Faugeron : "Assumer les initiatives"

Faugeron : "Assumer les initiatives"
La demi-finale de samedi entre la France et le pays de Galles sera l'occasion de voir évoluer deux lignes de trois-quarts aux styles diamétralement opposés. Didier Faugeron, l'ancien entraîneur du Stade français explique les forces et les faiblesses des deux lignes. Les Français devront oser.

Que pensez-vous de la ligne de trois-quarts galloise ?


Didier FAUGERON: Il est difficile de dissocier une ligne de trois-quarts des avants car il y en a toujours un ou deux qui viennent dans la ligne et qui ont de l'importance puisqu'ils servent de relais. Mais si l'on doit véritablement comparer ou du moins démontrer la force de cette ligne, je vais dire qu'elle est très équilibrée, puissante, explosive avec de grosses qualités de vitesse. Elle est capable d'évoluer contre n'importe quelle défense. On l'a vu contre l'Afrique du Sud où après avoir fait face à un rideau défensif très dense et très agressif, ils ont su manœuvrer devant une défense inversée.

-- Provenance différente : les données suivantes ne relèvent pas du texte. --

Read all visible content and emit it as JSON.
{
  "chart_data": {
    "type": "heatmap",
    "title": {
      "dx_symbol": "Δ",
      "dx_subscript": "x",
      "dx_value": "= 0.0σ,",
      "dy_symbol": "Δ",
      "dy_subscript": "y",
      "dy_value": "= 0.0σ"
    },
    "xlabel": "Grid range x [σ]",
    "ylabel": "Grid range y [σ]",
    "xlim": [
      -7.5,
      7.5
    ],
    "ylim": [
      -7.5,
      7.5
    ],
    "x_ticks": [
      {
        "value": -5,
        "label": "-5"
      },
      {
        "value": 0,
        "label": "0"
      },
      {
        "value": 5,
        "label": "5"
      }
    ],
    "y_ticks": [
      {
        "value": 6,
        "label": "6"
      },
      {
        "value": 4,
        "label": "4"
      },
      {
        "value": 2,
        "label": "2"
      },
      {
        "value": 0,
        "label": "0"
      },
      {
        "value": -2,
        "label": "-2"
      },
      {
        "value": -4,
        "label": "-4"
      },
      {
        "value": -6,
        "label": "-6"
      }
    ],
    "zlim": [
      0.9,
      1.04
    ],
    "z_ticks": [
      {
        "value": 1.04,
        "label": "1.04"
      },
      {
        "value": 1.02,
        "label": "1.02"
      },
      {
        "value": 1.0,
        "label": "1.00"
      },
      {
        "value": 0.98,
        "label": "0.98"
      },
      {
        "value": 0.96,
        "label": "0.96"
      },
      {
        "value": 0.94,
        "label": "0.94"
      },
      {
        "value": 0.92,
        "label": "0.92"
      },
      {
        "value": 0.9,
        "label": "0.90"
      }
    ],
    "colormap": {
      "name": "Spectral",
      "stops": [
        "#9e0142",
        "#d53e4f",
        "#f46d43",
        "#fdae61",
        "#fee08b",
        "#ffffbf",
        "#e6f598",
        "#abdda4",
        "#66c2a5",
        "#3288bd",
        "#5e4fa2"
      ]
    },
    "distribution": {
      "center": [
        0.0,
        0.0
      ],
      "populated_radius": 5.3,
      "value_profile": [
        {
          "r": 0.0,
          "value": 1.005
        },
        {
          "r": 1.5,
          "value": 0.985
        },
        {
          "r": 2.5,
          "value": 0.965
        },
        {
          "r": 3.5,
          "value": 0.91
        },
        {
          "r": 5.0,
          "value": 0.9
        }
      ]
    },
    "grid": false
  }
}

Que pouvez-vous nous dire sur les individualités qui la composent ?


D. F. : Davies et Roberts sont deux centres puissants au même titre que North à l'aile. La complémentarité prend tout son sens avec Williams et Halfpenny qui peuvent se permettre d'être plus attentistes mais qui sont présents et disponibles aux quatre coin du terrain pour faire parler leurs qualités de vitesse. En ce qui concerne la charnière, Phillips est un neuvième avant car dès que le jeu est ralenti, il est capable d'avancer. De son côté, Priestland est capable de prendre le relais et le jeu à sa charge. Pour l'ensemble de sa gestion, c'est une bien belle trouvaille pour le rugby gallois.


Qu'en est-il de la ligne de trois-quarts des Français et comment devra-t-elle procéder pour contrer son homologue ?


D. F. : Nous n'avons pas été trop embêtés jusqu'à présent. Il me semble que Parra anime moins sa zone contrairement à Trinh-Duc qui amène plus d'incertitudes. Cela peut jouer dans le sens où les Gallois délaisseront peut-être un peu plus cette zone pour nous attendre sur la largeur. Mermoz est un créateur et s'il a des ballons, il arrivera forcément à faire quelque-chose. Rougerie a été changé de poste mais a essayé de faire jouer derrière lui. Il faudra que nous soyons capables de les priver de ballons. Les Gallois sont très forts quand ils l'ont car ils ne le rendent pas. Ils possèdent des centres forts du haut du corps capables de défier, franchir et faire jouer derrière eux une fois la défense adverse déstabilisée. Après, notre fond du terrain est performant avec Médard, Clerc et Palisson. Priestland aura tout intérêt à trouver les touches car s'il y a des relances... Je pense que le pays de Galles va vouloir comme a son habitude garder le ballon en première mi-temps en balayant le terrain dans sa largeur et dans le sens. Il faudra se montrer patients et efficaces pour ne pas se mettre à la faute. Après, si on va les affronter et qu'on ne fait pas la passe de plus comme eux savent le faire, ça va être très compliqué.


Il faudra donc prendre des risques en jouant dans la défense ?


D. F. : Je ne dirai pas que c'est une prise de risques mais plutôt une prise d'initiatives. Avec Mermoz et Rougerie, on en est capables d'autant que ce dernier essaye de plus en plus de passer le ballon après contact ou après un plaquage. Les Toulousains ont également l'habitude de le faire, ce n'est pas à eux que l'on va l'apprendre. Non, il faut vraiment que les Français assument leurs initiatives. Il faut s'attendre à perdre le ballon car cela ne peut pas tout le temps marcher. Il faut prendre exemple sur les Gallois qui ont une grosse capacité à se réorganiser défensivement quand cela ne fonctionne pas.